# Autocruise Stardream / Pioneer Monet impressions invited



## Denboy

I would appreciate any comments about these vans----the quality looks good and the styling stands them apart from other UK brands.
thanks in advance,

Denboy


----------



## ingram

You will find some comments on Autocruise in the Specific model section under Autocruise. Probably the best place for this question!

I have commented on the models you mention at 'another place'. I'll see if I can dig out my observations and post them in the Autocruise section.

Harvey


----------



## Denboy

*AutoCruise/Pioneer*

Thanks Harvey,
I had browsed the forums in vain but overlooked the dropdown which would have taken me to Motorhomes and specific makes.

Now you have pointed me in the right direction I see that I can look forward to some interesting reading ( after I have cleaned out my garage ! )

As Mrs Denboys says--- I never look properly for anything .

Cheers,

Denboy


----------



## spykal

Denboy said:


> As Mrs Denboys says--- I never look properly for anything .
> 
> Cheers,
> 
> Denboy


Hi Denboy..

We have the Pioneer Renoir on our shortlist for when (and if ever) we change from an Autosleeper.. the Renoir, as I expect you know is the sister van to the Monet. We liked the standard of finish and the very low profile and the long wheelbase on the ultra low Alko chassis. Marquis do a similar "own brand" model range, The Majestic at a slightly cheaper price ( who thinks up these names? :roll: ) .... the Marquis equivalent van to the Renoir is the Starlet II and the Stardream is the Marquis "Monet".
Link to Spec <<
I had heard a comment from one owner that the chassis is so low that you do have to be careful if you rally or visit CLs/CSs when negotiating gateways or "landed" field sites.
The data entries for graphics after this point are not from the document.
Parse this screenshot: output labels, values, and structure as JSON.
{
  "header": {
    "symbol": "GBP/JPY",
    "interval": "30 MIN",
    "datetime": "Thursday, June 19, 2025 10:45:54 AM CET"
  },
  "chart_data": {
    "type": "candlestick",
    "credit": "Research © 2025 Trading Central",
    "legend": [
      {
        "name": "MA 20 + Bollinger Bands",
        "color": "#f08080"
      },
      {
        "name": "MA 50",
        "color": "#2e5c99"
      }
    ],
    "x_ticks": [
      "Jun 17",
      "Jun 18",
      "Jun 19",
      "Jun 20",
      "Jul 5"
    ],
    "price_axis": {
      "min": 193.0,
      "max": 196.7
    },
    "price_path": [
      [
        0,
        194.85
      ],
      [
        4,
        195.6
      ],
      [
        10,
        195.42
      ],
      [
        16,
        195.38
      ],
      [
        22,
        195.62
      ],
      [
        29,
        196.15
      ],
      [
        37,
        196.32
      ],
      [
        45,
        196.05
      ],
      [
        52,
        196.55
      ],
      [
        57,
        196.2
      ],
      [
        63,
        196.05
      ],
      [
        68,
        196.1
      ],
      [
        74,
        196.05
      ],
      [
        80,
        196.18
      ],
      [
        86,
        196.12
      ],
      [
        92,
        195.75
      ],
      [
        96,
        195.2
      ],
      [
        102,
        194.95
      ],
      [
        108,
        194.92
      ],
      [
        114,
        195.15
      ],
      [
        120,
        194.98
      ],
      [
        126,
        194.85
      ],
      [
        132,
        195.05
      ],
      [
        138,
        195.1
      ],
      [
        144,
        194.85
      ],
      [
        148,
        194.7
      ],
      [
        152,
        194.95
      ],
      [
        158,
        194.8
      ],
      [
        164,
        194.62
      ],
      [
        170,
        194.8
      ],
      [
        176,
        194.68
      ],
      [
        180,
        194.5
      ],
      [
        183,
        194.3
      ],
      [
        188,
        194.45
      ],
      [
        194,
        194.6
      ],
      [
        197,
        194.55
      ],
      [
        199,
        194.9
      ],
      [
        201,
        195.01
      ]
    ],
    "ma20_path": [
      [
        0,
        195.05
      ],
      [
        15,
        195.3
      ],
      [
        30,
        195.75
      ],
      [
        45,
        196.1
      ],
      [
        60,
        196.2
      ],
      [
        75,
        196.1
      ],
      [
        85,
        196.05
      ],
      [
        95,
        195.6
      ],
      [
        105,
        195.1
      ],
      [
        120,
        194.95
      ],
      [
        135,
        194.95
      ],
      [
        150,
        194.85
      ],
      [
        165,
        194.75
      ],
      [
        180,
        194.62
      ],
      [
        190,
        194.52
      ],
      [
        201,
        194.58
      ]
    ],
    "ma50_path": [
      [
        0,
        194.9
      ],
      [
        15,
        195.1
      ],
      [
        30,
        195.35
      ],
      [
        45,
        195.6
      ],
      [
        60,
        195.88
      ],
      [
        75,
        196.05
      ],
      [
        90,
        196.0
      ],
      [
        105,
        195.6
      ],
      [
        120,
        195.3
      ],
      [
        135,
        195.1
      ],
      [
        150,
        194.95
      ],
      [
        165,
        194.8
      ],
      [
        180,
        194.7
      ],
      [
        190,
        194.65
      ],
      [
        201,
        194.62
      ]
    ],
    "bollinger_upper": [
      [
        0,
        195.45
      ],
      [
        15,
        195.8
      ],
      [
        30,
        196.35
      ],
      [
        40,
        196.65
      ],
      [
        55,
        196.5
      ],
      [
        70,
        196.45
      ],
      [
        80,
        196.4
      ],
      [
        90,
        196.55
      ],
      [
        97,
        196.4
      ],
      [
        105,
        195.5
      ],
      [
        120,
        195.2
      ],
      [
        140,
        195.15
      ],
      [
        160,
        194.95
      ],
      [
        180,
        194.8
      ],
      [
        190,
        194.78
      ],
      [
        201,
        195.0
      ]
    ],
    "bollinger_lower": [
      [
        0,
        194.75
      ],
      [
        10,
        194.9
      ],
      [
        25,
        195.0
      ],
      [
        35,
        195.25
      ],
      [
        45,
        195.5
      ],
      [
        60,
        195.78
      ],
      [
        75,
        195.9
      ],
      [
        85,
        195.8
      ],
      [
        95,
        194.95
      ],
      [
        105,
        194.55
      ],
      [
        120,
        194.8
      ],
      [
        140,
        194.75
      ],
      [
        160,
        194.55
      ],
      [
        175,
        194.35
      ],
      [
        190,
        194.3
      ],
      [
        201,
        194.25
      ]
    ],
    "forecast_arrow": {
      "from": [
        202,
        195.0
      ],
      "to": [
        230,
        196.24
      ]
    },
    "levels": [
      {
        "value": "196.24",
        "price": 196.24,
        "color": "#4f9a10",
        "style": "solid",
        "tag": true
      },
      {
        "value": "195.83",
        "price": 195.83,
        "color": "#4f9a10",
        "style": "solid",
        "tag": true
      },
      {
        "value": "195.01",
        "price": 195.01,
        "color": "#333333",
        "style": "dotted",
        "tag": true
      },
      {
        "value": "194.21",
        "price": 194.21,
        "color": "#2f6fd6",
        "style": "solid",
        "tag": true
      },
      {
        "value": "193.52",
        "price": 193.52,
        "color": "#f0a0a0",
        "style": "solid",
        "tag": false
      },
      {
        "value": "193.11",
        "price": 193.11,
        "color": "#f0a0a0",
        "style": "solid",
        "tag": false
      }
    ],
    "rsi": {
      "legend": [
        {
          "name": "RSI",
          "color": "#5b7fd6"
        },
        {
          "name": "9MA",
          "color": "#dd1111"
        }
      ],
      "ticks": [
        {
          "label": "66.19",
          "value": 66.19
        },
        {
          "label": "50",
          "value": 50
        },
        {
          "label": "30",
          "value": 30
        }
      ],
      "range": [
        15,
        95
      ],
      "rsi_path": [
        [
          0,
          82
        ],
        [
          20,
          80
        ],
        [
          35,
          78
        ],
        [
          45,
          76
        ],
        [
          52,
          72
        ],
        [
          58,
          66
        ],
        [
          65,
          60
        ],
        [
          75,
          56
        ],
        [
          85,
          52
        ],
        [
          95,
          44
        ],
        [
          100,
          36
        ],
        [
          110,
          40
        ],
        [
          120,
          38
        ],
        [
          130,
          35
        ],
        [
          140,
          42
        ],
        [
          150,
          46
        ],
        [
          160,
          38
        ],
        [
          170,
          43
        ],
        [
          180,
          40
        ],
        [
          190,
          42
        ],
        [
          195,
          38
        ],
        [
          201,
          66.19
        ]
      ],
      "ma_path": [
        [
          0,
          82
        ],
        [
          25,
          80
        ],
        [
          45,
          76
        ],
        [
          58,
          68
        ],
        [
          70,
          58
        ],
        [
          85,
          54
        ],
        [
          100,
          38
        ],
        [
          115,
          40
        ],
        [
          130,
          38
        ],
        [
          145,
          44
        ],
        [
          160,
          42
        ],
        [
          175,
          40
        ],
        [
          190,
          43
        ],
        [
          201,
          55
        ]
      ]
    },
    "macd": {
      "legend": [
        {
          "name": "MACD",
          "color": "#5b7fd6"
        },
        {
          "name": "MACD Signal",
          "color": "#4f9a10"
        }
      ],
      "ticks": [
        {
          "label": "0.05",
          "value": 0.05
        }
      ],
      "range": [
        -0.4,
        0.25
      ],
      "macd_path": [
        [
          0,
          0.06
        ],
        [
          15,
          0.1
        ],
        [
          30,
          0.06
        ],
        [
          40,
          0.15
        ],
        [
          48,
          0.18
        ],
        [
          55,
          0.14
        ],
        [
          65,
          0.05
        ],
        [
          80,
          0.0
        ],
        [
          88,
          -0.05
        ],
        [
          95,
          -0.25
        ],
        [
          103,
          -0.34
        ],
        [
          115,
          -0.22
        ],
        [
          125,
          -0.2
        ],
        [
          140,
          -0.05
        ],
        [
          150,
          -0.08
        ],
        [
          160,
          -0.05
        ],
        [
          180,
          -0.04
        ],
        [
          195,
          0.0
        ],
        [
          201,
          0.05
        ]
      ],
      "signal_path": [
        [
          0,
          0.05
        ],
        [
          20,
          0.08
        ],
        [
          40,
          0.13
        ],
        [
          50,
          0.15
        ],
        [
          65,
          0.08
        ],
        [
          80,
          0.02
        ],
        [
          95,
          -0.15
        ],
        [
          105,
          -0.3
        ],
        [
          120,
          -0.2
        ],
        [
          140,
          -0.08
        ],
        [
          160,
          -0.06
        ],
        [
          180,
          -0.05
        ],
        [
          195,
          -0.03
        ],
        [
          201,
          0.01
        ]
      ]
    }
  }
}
The same guy said he had heard of one owner knocking the step off on a hump.

Mike

P.S.

By the way don't over worry about posting this thread in "Chitchat" I can move your post to "Autocruise" if you would like me to... reply or PM if you want it moved.


----------



## Frantone

*Autocruise*

Iknow it's not the same model but.........check the position of the power unit. Friends of ours have a Starburst in which the unit is in an overhead locker (behind the drivers seat). This has a cooling fan which is rather noisy and disturbs their sleep!

Frantone


----------



## spykal

Hi Denboy

I have moved this thread to the Autocruise forum for you and this post will bump it back into the recent posts list... lets hope some owners come back with advice.

Mike


----------



## ambegayo

*stardream*

I can only say some friends are on their second autocruise and they have had nothing but trouble, the first had to be completely required and the second has developed tainted tasting water (tho the tank is not the fault) and now they have a leak from their eberspacher. They also went to the factory for the second one to ensure the wiring was uprated, but the local agent in dorset is not very helpful. Do think carefully before buying an English Van!!!


----------